Yesterday was Arndt’s chance at financial payback, when his Hank Aaron ball was put up for auction.

But Arndt decided the top $800,000 bid wasn’t enough. Neither he nor the auction house would say what he would have accepted.

He took his ball and headed back to Albuquerque, N.M., where he works as an office-furniture salesman – and as a part-time groundskeeper for the Albuquerque Dukes, a Triple-A Los Angeles Dodgers farm team.

Before the auction, Arndt was emotional about selling Hammerin’ Hank’s historic ball.

”I just kissed the ball goodbye,” he said. ”I never thought this day would come.”

Arndt said that if the Brewers had been a little nicer to him, he would have gladly turned over the ball to Aaron – whose July 20, 1976, homer set the all-time career home-run record.

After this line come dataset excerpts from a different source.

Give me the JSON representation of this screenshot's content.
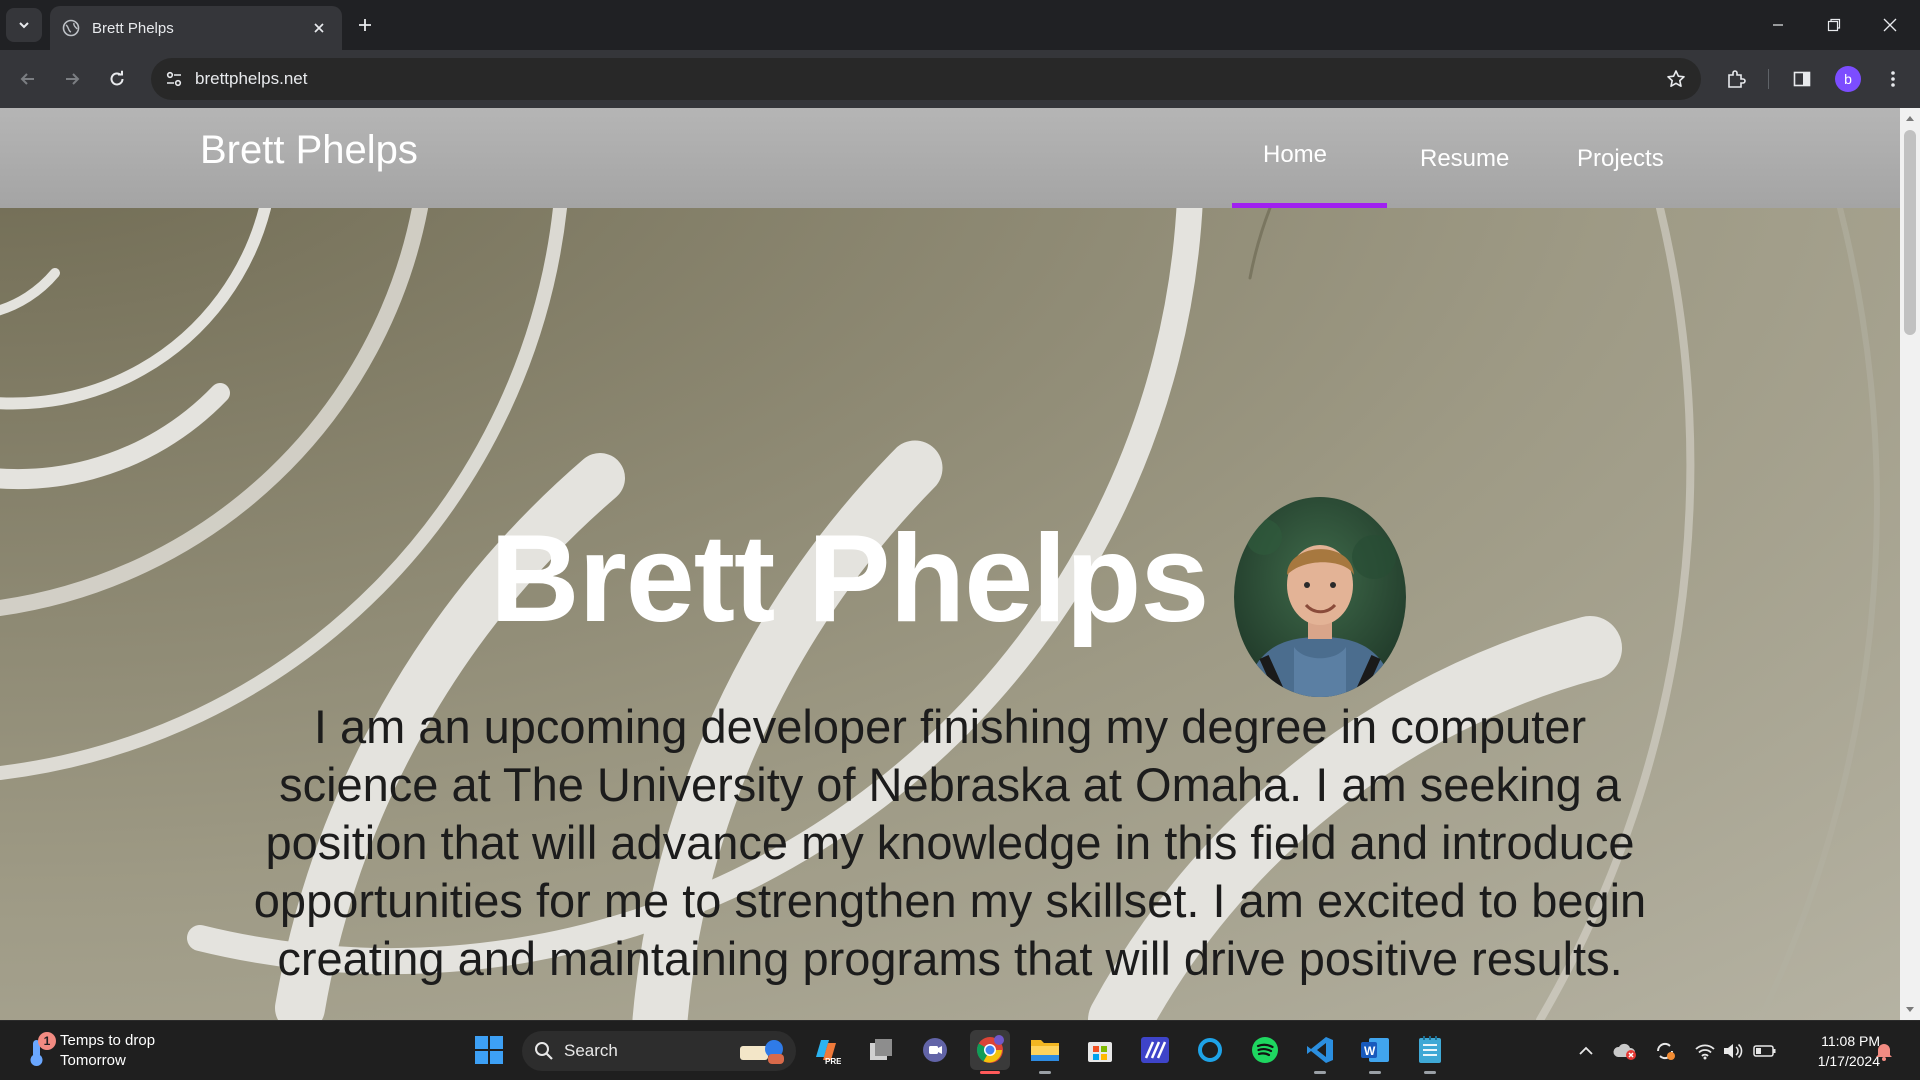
{
  "browser": {
    "tab_title": "Brett Phelps",
    "url": "brettphelps.net",
    "profile_initial": "b",
    "accent": "#7c4dff"
  },
  "site": {
    "brand": "Brett Phelps",
    "nav": [
      {
        "label": "Home",
        "active": true
      },
      {
        "label": "Resume",
        "active": false
      },
      {
        "label": "Projects",
        "active": false
      }
    ],
    "nav_active_color": "#a020f0",
    "hero_title": "Brett Phelps",
    "avatar_icon": "profile-photo",
    "intro": "I am an upcoming developer finishing my degree in computer science at The University of Nebraska at Omaha. I am seeking a position that will advance my knowledge in this field and introduce opportunities for me to strengthen my skillset. I am excited to begin creating and maintaining programs that will drive positive results."
  },
  "taskbar": {
    "weather_line1": "Temps to drop",
    "weather_line2": "Tomorrow",
    "weather_badge": "1",
    "search_label": "Search",
    "apps": [
      "start-icon",
      "copilot-icon",
      "task-view-icon",
      "teams-icon",
      "chrome-icon",
      "file-explorer-icon",
      "store-icon",
      "powerautomate-icon",
      "cortana-icon",
      "spotify-icon",
      "vscode-icon",
      "word-icon",
      "notepad-icon"
    ],
    "time": "11:08 PM",
    "date": "1/17/2024"
  }
}
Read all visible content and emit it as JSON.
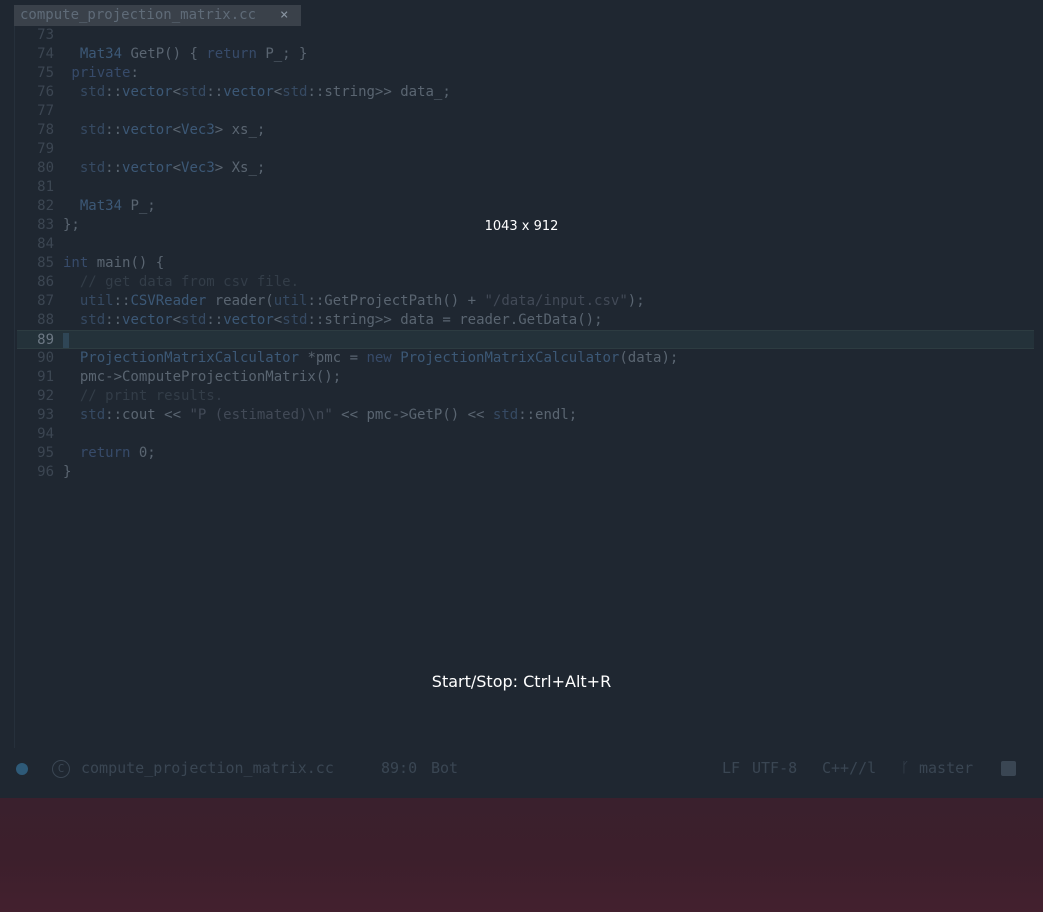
{
  "tab": {
    "title": "compute_projection_matrix.cc",
    "close": "×"
  },
  "overlay": {
    "dimensions": "1043 x 912",
    "hint": "Start/Stop: Ctrl+Alt+R"
  },
  "code_lines": [
    {
      "n": "73",
      "segs": []
    },
    {
      "n": "74",
      "segs": [
        [
          "t",
          "  "
        ],
        [
          "ty",
          "Mat34"
        ],
        [
          "t",
          " GetP() { "
        ],
        [
          "kw",
          "return"
        ],
        [
          "t",
          " P_; }"
        ]
      ]
    },
    {
      "n": "75",
      "segs": [
        [
          "kw",
          " private"
        ],
        [
          "t",
          ":"
        ]
      ]
    },
    {
      "n": "76",
      "segs": [
        [
          "t",
          "  "
        ],
        [
          "ns",
          "std"
        ],
        [
          "t",
          "::"
        ],
        [
          "ty",
          "vector"
        ],
        [
          "t",
          "<"
        ],
        [
          "ns",
          "std"
        ],
        [
          "t",
          "::"
        ],
        [
          "ty",
          "vector"
        ],
        [
          "t",
          "<"
        ],
        [
          "ns",
          "std"
        ],
        [
          "t",
          "::string>> data_;"
        ]
      ]
    },
    {
      "n": "77",
      "segs": []
    },
    {
      "n": "78",
      "segs": [
        [
          "t",
          "  "
        ],
        [
          "ns",
          "std"
        ],
        [
          "t",
          "::"
        ],
        [
          "ty",
          "vector"
        ],
        [
          "t",
          "<"
        ],
        [
          "ty",
          "Vec3"
        ],
        [
          "t",
          "> xs_;"
        ]
      ]
    },
    {
      "n": "79",
      "segs": []
    },
    {
      "n": "80",
      "segs": [
        [
          "t",
          "  "
        ],
        [
          "ns",
          "std"
        ],
        [
          "t",
          "::"
        ],
        [
          "ty",
          "vector"
        ],
        [
          "t",
          "<"
        ],
        [
          "ty",
          "Vec3"
        ],
        [
          "t",
          "> Xs_;"
        ]
      ]
    },
    {
      "n": "81",
      "segs": []
    },
    {
      "n": "82",
      "segs": [
        [
          "t",
          "  "
        ],
        [
          "ty",
          "Mat34"
        ],
        [
          "t",
          " P_;"
        ]
      ]
    },
    {
      "n": "83",
      "segs": [
        [
          "t",
          "};"
        ]
      ]
    },
    {
      "n": "84",
      "segs": []
    },
    {
      "n": "85",
      "segs": [
        [
          "kw",
          "int"
        ],
        [
          "t",
          " main() {"
        ]
      ]
    },
    {
      "n": "86",
      "segs": [
        [
          "cm",
          "  // get data from csv file."
        ]
      ]
    },
    {
      "n": "87",
      "segs": [
        [
          "t",
          "  "
        ],
        [
          "ns",
          "util"
        ],
        [
          "t",
          "::"
        ],
        [
          "ty",
          "CSVReader"
        ],
        [
          "t",
          " reader("
        ],
        [
          "ns",
          "util"
        ],
        [
          "t",
          "::GetProjectPath() + "
        ],
        [
          "str",
          "\"/data/input.csv\""
        ],
        [
          "t",
          ");"
        ]
      ]
    },
    {
      "n": "88",
      "segs": [
        [
          "t",
          "  "
        ],
        [
          "ns",
          "std"
        ],
        [
          "t",
          "::"
        ],
        [
          "ty",
          "vector"
        ],
        [
          "t",
          "<"
        ],
        [
          "ns",
          "std"
        ],
        [
          "t",
          "::"
        ],
        [
          "ty",
          "vector"
        ],
        [
          "t",
          "<"
        ],
        [
          "ns",
          "std"
        ],
        [
          "t",
          "::string>> data = reader.GetData();"
        ]
      ]
    },
    {
      "n": "89",
      "segs": [],
      "highlight": true
    },
    {
      "n": "90",
      "segs": [
        [
          "t",
          "  "
        ],
        [
          "ty",
          "ProjectionMatrixCalculator"
        ],
        [
          "t",
          " *pmc = "
        ],
        [
          "kw",
          "new"
        ],
        [
          "t",
          " "
        ],
        [
          "ty",
          "ProjectionMatrixCalculator"
        ],
        [
          "t",
          "(data);"
        ]
      ]
    },
    {
      "n": "91",
      "segs": [
        [
          "t",
          "  pmc->ComputeProjectionMatrix();"
        ]
      ]
    },
    {
      "n": "92",
      "segs": [
        [
          "cm",
          "  // print results."
        ]
      ]
    },
    {
      "n": "93",
      "segs": [
        [
          "t",
          "  "
        ],
        [
          "ns",
          "std"
        ],
        [
          "t",
          "::cout << "
        ],
        [
          "str",
          "\"P (estimated)\\n\""
        ],
        [
          "t",
          " << pmc->GetP() << "
        ],
        [
          "ns",
          "std"
        ],
        [
          "t",
          "::endl;"
        ]
      ]
    },
    {
      "n": "94",
      "segs": []
    },
    {
      "n": "95",
      "segs": [
        [
          "t",
          "  "
        ],
        [
          "kw",
          "return"
        ],
        [
          "t",
          " 0;"
        ]
      ]
    },
    {
      "n": "96",
      "segs": [
        [
          "t",
          "}"
        ]
      ]
    }
  ],
  "statusbar": {
    "filename": "compute_projection_matrix.cc",
    "position": "89:0",
    "scroll": "Bot",
    "line_ending": "LF",
    "encoding": "UTF-8",
    "mode": "C++//l",
    "branch": "master",
    "icons": [
      "status-dot-icon",
      "cpp-file-icon",
      "git-branch-icon",
      "lock-icon"
    ]
  }
}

”I was prepared to give the ball to Hank Aaron, but when they told me that I couldn’t make the presentation to him, I decided to take the ball home,” Arndt said.

Over the years, Arndt received several lucrative offers for the record-setting round-tripper, but ”It was such a part of me that I never really actively tried to market the ball for gain,” said Arndt, a fanatic Brewers fan.

The hoopla surrounding the epic Mark McGwire-Sammy Sosa home-run battle finally convinced him it was time to part with his treasure.

”It was just time for me,” he said. ”I had the ball long enough.”